In July 2016 the last known company making VHS (Video Home System) video cassette recorders ceased production. At its peak, Japan’s Funai Electric sold 15 million of its Sanyo banded VCRs a year. VHS was huge in the 1980s. It saw off the technologically superior Betamax (players discontinued in 2002; Sony continued making tapes until November 2015) but was outdone by DVD and Blu-ray. Jon Keegan, a senior research fellow at the Tow Center for Digital Journalism wants us to “take a moment to appreciate blank VHS cassette packaging design trends”. We’ve featured VHS cover art on Flashbak before but we’ve not looked at these reusable blank cassettes. Let’s:
For those of you interested in how VHS cassette tapes worked, Gough Lui has a great blog post about the chunks of blank plastic released by JVC in Japan in late 1976 and in the United States in early 1977:
VHS offered users an affordable way to time-shift television programming, and a way of preserving home video memories.

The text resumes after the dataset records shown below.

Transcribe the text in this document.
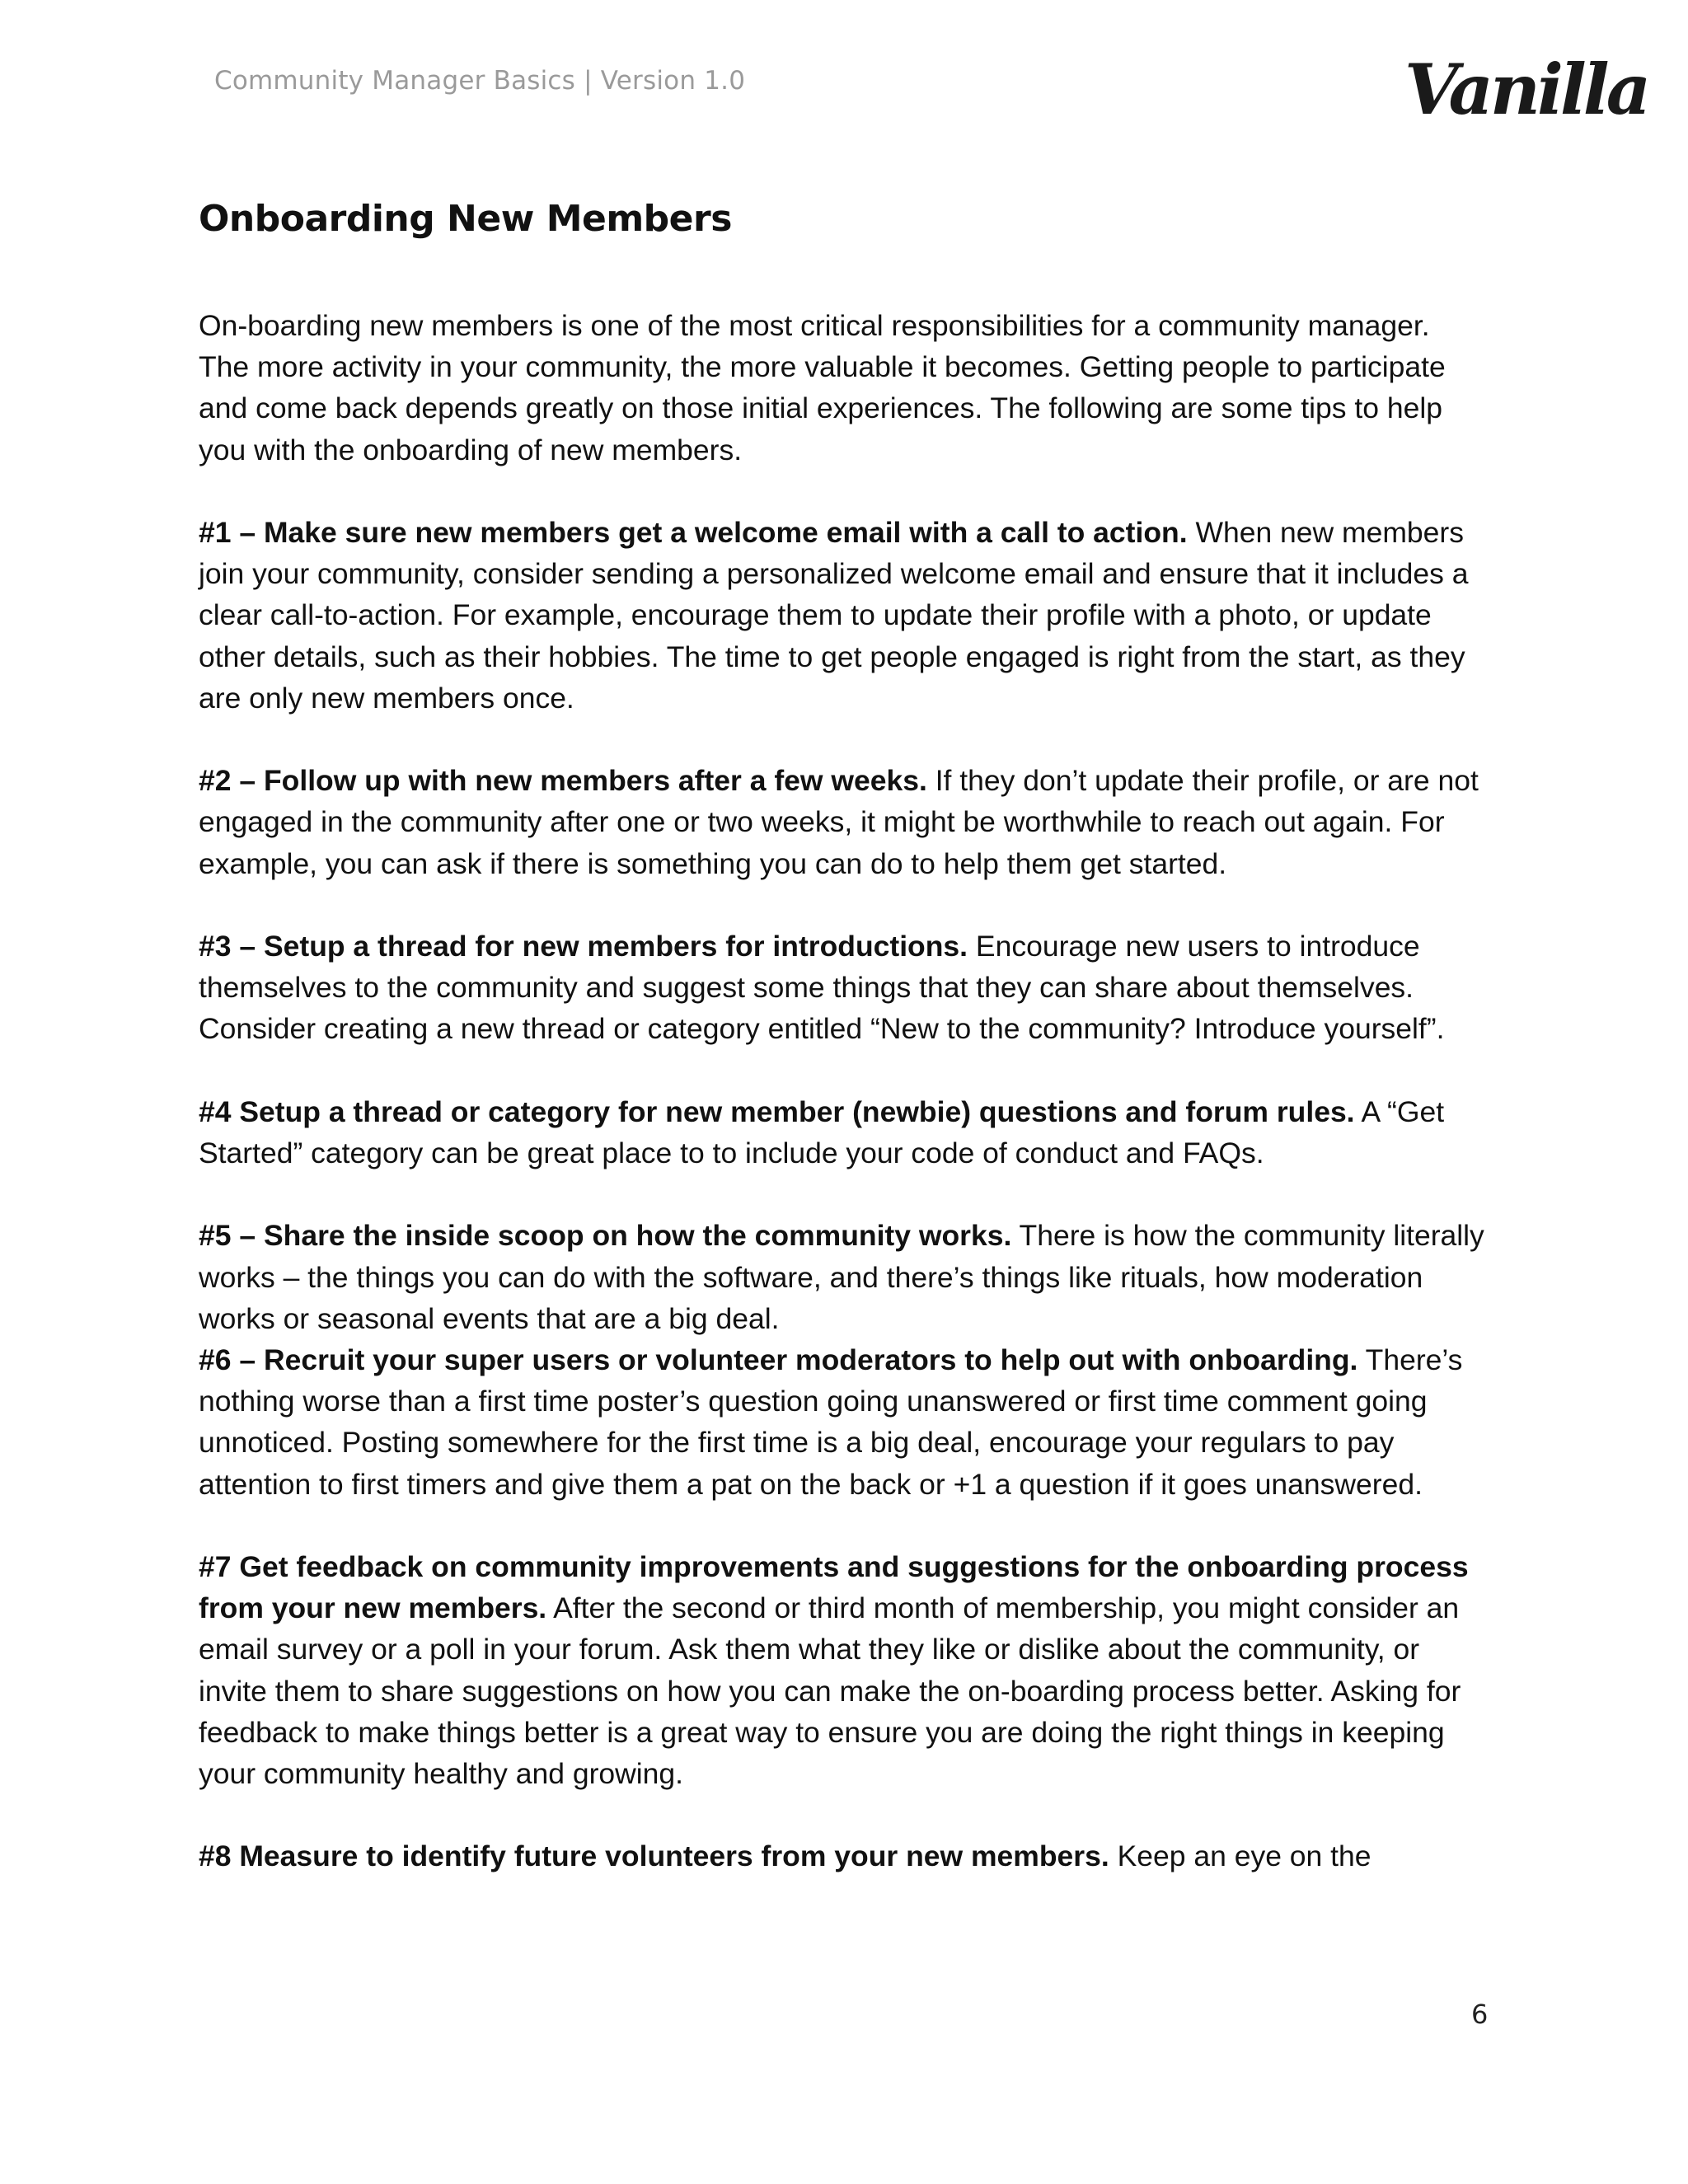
Community Manager Basics | Version 1.0	Vanilla
Onboarding New Members

On-boarding new members is one of the most critical responsibilities for a community manager. The more activity in your community, the more valuable it becomes. Getting people to participate and come back depends greatly on those initial experiences. The following are some tips to help you with the onboarding of new members.

#1 – Make sure new members get a welcome email with a call to action. When new members join your community, consider sending a personalized welcome email and ensure that it includes a clear call-to-action. For example, encourage them to update their profile with a photo, or update other details, such as their hobbies. The time to get people engaged is right from the start, as they are only new members once.

#2 – Follow up with new members after a few weeks. If they don’t update their profile, or are not engaged in the community after one or two weeks, it might be worthwhile to reach out again. For example, you can ask if there is something you can do to help them get started.

#3 – Setup a thread for new members for introductions. Encourage new users to introduce themselves to the community and suggest some things that they can share about themselves. Consider creating a new thread or category entitled “New to the community? Introduce yourself”.

#4 Setup a thread or category for new member (newbie) questions and forum rules. A “Get Started” category can be great place to to include your code of conduct and FAQs.

#5 – Share the inside scoop on how the community works. There is how the community literally works – the things you can do with the software, and there’s things like rituals, how moderation works or seasonal events that are a big deal.

#6 – Recruit your super users or volunteer moderators to help out with onboarding. There’s nothing worse than a first time poster’s question going unanswered or first time comment going unnoticed. Posting somewhere for the first time is a big deal, encourage your regulars to pay attention to first timers and give them a pat on the back or +1 a question if it goes unanswered.

#7 Get feedback on community improvements and suggestions for the onboarding process from your new members. After the second or third month of membership, you might consider an email survey or a poll in your forum. Ask them what they like or dislike about the community, or invite them to share suggestions on how you can make the on-boarding process better. Asking for feedback to make things better is a great way to ensure you are doing the right things in keeping your community healthy and growing.

#8 Measure to identify future volunteers from your new members. Keep an eye on the

6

It was also used to copy (dub) recordings for back-up purposes. VHS cassettes became inexpensive and was commonly available in various lengths (commonly E-120, E-150, E-180, E-240 and E-300 in Australia).
Recordings on VHS were easily transferred between machines, and later in its life, Hi-Fi audio recording on 6-head VCRs increased audio quality markedly. Recordings were made by a spinning drum in a helical scan technique to increase tape-to-head speed and bandwidth. VHS tapes were easily re-used and re-recorded, and LP modes were available to double the recording time at expense of quality. The picture quality was always below broadcast quality, but was generally acceptable to most people (as we didn’t have any better).